L’efficacia è una misura di quanto bene funziona un vaccino, e può essere misurata studiando la capacità di un vaccino di prevenire la malattia1. Per COVID-19, che si presenta con una gamma di gravità, le misure di efficacia (endpoint) possono includere riduzioni delle infezioni asintomatiche, delle infezioni sintomatiche, dei ricoveri e dei decessi. Per ciascuno di questi endpoint, l’efficacia è determinata confrontando un gruppo di persone che hanno ricevuto il vaccino con un gruppo che riceve un placebo. Se il numero di infezioni, ricoveri o morti nel braccio placebo dello studio è significativamente più alto di quello del braccio del vaccino COVID-19, allora l’efficacia può essere conclusa2.
Immunogenicità, tuttavia, è una misura più complessa di quanto bene funziona un vaccino, e misura il tipo di risposte immunitarie che il vaccino genera e la loro grandezza nel tempo2.
I vaccini funzionano insegnando al corpo a riconoscere un invasore straniero (un agente patogeno) innescando il sistema immunitario, introducendo una parte o una forma inattiva di un agente patogeno e permettendo al corpo di sviluppare una risposta efficace senza pericolo di malattia.
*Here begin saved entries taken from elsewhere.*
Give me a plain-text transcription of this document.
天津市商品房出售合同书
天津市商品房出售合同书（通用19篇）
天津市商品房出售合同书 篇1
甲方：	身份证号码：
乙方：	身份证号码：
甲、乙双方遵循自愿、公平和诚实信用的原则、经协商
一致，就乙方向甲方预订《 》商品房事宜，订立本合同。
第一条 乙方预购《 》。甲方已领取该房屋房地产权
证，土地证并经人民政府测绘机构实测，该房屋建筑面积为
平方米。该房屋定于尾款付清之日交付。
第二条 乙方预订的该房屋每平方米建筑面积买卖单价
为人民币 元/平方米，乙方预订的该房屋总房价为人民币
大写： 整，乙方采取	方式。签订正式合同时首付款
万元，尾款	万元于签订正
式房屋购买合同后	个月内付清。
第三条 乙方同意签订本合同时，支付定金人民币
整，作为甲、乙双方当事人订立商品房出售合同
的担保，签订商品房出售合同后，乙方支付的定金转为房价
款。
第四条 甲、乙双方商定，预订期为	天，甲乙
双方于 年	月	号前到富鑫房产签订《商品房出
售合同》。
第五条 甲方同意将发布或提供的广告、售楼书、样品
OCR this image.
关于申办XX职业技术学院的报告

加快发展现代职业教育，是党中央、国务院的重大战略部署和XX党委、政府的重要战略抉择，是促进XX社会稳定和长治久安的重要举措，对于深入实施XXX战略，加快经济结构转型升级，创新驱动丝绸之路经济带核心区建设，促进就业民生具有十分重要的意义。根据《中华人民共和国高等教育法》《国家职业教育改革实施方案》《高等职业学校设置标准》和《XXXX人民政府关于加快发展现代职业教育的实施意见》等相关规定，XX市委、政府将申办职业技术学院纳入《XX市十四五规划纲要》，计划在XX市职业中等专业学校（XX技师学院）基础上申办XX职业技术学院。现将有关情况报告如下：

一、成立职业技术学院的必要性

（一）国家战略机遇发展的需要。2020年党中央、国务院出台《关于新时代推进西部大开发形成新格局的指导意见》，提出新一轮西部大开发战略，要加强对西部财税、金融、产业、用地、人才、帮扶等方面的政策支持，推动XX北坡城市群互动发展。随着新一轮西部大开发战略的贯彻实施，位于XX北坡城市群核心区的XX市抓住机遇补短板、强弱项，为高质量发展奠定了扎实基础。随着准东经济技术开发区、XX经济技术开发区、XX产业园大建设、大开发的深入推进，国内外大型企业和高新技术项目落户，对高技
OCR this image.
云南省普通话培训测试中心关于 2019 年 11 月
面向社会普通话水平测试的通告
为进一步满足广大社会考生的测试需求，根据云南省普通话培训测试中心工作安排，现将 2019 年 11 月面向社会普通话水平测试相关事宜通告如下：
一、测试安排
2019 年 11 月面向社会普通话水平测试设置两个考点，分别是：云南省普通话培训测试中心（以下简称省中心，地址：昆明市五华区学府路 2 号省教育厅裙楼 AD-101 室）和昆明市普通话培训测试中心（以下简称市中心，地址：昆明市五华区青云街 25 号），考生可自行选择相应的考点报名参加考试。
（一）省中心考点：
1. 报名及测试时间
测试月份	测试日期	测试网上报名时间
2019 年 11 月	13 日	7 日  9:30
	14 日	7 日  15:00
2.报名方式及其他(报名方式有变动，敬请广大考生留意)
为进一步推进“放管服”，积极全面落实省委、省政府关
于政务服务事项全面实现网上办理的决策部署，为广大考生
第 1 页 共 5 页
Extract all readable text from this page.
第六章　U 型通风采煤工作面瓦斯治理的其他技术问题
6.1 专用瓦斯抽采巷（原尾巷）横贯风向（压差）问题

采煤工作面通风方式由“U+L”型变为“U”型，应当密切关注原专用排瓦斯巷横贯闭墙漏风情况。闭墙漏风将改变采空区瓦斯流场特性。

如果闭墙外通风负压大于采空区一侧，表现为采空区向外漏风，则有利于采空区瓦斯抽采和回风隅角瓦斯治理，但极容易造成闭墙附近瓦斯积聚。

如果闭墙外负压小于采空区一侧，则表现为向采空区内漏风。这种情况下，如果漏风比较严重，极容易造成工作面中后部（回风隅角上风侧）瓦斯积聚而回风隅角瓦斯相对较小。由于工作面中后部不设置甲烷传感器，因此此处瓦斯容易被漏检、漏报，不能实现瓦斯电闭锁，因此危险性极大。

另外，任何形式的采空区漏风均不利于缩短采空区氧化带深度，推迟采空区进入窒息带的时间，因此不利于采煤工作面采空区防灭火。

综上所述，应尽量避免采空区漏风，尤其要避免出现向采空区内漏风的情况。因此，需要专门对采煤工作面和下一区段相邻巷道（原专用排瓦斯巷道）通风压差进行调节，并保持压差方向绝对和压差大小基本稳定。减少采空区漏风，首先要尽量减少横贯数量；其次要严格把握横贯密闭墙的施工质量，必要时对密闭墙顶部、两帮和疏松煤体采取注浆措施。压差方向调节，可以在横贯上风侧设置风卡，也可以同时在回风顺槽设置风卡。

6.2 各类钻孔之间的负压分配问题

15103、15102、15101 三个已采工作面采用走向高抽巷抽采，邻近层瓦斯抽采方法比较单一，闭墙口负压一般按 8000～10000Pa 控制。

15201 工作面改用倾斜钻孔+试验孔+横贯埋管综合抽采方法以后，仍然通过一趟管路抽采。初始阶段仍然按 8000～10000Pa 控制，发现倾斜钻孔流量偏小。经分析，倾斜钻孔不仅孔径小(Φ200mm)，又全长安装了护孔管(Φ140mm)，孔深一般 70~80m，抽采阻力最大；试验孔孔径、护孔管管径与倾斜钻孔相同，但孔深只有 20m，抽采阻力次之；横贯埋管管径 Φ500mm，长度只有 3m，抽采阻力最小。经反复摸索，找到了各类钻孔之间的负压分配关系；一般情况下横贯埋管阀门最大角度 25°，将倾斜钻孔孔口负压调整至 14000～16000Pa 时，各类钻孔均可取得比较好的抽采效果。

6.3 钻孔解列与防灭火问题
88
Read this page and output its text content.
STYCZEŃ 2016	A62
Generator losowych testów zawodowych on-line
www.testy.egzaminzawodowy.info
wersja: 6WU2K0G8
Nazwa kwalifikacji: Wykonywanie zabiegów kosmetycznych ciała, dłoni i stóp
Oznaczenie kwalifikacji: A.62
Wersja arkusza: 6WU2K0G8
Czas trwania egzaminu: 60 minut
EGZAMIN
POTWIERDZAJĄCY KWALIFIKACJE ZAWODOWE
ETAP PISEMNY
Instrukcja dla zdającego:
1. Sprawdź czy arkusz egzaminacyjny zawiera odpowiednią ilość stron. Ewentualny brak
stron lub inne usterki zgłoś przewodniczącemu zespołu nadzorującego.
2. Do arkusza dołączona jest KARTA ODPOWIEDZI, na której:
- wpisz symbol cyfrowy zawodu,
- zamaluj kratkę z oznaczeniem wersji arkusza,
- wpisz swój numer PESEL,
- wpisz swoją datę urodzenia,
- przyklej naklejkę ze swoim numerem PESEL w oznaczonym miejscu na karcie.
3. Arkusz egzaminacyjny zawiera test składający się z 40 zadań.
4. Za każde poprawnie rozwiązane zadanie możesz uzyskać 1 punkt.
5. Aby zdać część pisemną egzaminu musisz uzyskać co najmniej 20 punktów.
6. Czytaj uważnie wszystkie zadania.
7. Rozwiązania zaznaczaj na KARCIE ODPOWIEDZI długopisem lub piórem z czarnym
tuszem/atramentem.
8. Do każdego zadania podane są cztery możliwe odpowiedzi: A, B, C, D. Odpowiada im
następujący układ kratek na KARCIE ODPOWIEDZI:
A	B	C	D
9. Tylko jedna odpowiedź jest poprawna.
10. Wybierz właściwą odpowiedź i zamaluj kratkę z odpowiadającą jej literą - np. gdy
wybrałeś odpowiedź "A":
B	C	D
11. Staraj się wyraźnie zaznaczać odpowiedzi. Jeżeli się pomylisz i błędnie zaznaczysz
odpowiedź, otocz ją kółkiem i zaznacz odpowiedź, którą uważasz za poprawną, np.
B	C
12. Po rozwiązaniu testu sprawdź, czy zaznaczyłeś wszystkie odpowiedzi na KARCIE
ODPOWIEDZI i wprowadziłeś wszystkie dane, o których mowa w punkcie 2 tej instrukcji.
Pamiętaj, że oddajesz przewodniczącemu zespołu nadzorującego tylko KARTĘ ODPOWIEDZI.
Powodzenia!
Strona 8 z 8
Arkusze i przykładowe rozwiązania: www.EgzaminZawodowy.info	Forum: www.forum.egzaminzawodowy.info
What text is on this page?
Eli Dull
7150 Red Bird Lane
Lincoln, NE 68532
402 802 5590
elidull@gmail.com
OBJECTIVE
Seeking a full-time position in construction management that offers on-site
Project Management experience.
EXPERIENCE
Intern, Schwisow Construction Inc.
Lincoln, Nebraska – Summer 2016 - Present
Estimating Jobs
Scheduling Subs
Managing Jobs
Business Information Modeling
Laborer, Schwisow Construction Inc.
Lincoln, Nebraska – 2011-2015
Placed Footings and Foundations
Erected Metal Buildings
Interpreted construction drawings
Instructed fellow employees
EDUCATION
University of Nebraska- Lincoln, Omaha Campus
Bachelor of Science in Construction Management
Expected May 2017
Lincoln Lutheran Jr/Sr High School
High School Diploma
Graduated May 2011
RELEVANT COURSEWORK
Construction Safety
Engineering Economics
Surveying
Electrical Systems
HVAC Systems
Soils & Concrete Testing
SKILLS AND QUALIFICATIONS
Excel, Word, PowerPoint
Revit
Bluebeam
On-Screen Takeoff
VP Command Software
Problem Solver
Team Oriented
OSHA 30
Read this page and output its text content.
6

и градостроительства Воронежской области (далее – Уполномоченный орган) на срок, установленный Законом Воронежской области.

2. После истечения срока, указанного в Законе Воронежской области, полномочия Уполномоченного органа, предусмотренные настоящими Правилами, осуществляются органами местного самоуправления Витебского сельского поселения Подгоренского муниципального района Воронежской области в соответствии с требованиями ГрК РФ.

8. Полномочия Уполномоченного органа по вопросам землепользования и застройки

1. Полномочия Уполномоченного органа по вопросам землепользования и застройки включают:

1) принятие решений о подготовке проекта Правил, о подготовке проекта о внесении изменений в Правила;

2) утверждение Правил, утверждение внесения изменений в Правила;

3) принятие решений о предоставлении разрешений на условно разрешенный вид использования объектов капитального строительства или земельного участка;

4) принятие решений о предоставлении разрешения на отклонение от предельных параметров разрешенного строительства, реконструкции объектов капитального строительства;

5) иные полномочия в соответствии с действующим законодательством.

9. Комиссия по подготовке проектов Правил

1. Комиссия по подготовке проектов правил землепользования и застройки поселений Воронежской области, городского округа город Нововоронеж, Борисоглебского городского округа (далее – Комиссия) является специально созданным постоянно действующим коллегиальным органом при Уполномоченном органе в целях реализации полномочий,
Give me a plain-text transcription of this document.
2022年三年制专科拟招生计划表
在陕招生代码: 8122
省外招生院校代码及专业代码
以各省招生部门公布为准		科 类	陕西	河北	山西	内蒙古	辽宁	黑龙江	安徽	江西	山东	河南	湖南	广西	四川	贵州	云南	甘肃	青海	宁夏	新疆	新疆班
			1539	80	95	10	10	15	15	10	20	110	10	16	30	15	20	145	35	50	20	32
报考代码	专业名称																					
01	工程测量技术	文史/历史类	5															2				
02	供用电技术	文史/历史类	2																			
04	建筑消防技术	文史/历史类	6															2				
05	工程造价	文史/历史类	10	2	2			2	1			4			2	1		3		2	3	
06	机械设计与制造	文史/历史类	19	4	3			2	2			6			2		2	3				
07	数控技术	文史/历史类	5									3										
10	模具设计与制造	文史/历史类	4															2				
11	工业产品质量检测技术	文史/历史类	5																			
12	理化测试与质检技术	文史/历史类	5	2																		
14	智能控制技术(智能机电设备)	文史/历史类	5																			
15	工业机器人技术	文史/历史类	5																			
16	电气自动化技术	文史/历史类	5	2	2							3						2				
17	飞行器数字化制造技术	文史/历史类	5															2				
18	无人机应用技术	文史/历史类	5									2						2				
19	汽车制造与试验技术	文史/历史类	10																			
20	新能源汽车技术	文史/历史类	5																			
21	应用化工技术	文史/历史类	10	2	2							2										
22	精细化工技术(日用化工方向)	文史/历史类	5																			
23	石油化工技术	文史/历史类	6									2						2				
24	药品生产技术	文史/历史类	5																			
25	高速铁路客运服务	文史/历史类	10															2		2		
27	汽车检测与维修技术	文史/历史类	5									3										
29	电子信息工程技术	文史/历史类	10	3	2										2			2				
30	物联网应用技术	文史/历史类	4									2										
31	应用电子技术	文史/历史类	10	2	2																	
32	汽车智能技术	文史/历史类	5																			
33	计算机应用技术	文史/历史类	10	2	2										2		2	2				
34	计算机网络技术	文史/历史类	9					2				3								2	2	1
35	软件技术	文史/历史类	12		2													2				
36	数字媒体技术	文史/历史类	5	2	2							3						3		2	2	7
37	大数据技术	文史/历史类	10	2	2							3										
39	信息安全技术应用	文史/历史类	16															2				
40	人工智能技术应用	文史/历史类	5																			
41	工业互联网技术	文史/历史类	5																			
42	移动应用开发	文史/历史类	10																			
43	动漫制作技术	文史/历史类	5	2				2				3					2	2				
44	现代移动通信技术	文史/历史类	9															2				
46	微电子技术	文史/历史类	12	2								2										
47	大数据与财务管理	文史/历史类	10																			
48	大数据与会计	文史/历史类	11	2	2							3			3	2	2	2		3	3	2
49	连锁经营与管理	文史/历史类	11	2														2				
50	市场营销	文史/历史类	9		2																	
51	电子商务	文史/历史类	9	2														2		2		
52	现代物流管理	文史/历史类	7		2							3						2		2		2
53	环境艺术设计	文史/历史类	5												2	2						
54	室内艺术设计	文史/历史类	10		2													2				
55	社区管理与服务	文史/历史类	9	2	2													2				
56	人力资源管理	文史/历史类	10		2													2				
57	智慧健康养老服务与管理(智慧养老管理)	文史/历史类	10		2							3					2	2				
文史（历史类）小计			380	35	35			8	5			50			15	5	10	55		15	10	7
Questo adescamento del sistema immunitario significa che, se l’agente patogeno viene incontrato naturalmente, il sistema immunitario è in grado di reagire più rapidamente ed efficacemente che se non fosse adescato3. Quando misuriamo l’immunogenicità, osserviamo quali tipi di risposte immunitarie vengono attivate e la loro entità nel tempo. Questa analisi fornisce informazioni preziose non solo sul funzionamento di un vaccino, ma può supportare aspetti come la determinazione del dosaggio e dei programmi di immunizzazione1.
Misurare l’immunogenicità è, tuttavia, un processo complesso e pone delle sfide agli scienziati. Nel caso del virus SARS-CoV-2, che è una nuova infezione, queste sfide sono amplificate. La prima di queste sfide è la definizione di ciò che è buono per quanto riguarda una risposta immunitaria indotta dal vaccino.
Per determinare se un vaccino è in grado di produrre efficacemente una risposta immunitaria forte e sostenuta, una risposta immunitaria indotta dal vaccino dovrebbe essere tipicamente confrontata con la risposta immunitaria trovata in persone che hanno un’immunità nota per una malattia. Se la risposta è comparabile o maggiore, allora il vaccino mostra la promessa di essere efficace1. Tuttavia, per COVID-19, gli scienziati stanno ancora lavorando per imparare cosa costituisce una risposta immunitaria naturale efficace. Finché questo non è stato definito, è difficile per gli scienziati affermare definitivamente come sarebbe una buona risposta immunitaria indotta dal vaccino. La ricerca iniziale combinata con la nostra conoscenza di altri coronavirus come la SARS ha, tuttavia, fornito una guida. Gli anticorpi, in particolare quelli che sono in grado di legarsi alla punta del virus SARS-CoV-2 e impedirgli di entrare nelle cellule, noti come anticorpi neutralizzanti, hanno dimostrato di essere associati alla protezione contro l’infezione in modelli preclinici di malattia. Mentre si ritiene che questi tipi di anticorpi siano importanti per la protezione, non si sa ancora quale livello, o titolo, sia necessario per la protezione. Studi recenti hanno anche suggerito che l’entità degli anticorpi neutralizzanti generati dalle infezioni naturali può diminuire in un periodo di mesi. Mentre questo non è inaspettato, non si sa ancora quale impatto questo avrà sulla longevità dell’immunità. Le cellule T, che lavorano per attivare altre parti del sistema immunitario o per uccidere direttamente gli agenti patogeni invasori, si pensa che giochino un ruolo nell’immunità al virus SARS-CoV-2, a causa della loro presenza nelle persone che hanno avuto un’infezione asintomatica o che sono guarite. Anche in questo caso, il tipo specifico e il numero di cellule T necessarie per la protezione sono ancora sconosciuti4.